Background
Chaitin's WAF SafeLine has been available for some time now. In terms of security protection capabilities, Chaitin is arguably one of the best WAF vendors with projects hosted on GitHub. Their core semantic analysis technology boasts exceptional detection accuracy while maintaining a low false positive rate.
However, how about its actual detection performance and how much resources are needed to ensure that the WAF does not impede the operations of our specific website traffic. To address this, a performance test is necessary. This article aims to provide a firsthand account of SafeLine's actual performance through stress testing, offering data for reference. Additionally, we will explore potential performance tuning strategies to maximize SafeLine's detection capabilities within a given resource environment.
website
GitHub
Test Environment
- CPU: Intel i7-12700
- Memory: 64GB DDR5 4800MHz
- Kernel: 5.17.15-051715-generic
- Docker: 20.10.21
- SafeLine Version: 1.3.0
Test Deployment
WAF Configuration:Add a new site to the WAF, configuring it to forward traffic to a business server also running on the same machine.

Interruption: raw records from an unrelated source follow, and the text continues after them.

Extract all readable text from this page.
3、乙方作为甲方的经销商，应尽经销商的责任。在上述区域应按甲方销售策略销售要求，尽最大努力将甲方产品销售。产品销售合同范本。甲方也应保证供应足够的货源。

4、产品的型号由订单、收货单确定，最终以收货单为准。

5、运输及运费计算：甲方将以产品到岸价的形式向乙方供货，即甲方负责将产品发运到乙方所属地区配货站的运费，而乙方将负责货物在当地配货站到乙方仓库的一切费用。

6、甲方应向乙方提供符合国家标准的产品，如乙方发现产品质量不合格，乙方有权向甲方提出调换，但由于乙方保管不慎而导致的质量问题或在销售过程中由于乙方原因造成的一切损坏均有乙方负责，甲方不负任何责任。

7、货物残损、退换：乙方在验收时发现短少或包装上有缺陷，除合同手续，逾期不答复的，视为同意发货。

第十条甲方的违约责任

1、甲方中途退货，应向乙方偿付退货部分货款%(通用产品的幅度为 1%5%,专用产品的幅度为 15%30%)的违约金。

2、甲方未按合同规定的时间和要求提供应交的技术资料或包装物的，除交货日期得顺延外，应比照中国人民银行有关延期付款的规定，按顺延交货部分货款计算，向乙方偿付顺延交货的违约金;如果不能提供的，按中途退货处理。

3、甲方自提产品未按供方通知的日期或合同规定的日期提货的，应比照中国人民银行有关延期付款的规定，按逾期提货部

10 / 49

Business Server Configuration: Set up an Nginx server to return a simple 200 response for all requests.
Testing Tools
- wrk: A straightforward HTTP benchmarking utility for putting web servers through their paces.
- wrk2: An enhanced version of wrk that enables testing at a predefined queries per second (QPS) rate.
Testing Strategy
The primary objective of this testing is to benchmark the performance of various services related to traffic inspection within the WAF. Specifically, we aim to determine the maximum QPS that each service can sustain when allocated and fully utilizing a single CPU core.
We will use two types of requests for the test:
- Simple GET requests without a request body.
- GET requests with a request body, specifically a 1KB JSON payload.
Given that the core metric for WAF performance is the number of HTTP requests it can inspect per second, QPS is a more relevant parameter than network layer throughput for our evaluation.
Testing Process
- Evaluate Service Functionality
Initially, send a random 1000 QPS (Queries Per Second) to observe which services' workloads vary in response to the change in QPS, using the simplest GET requests for this purpose.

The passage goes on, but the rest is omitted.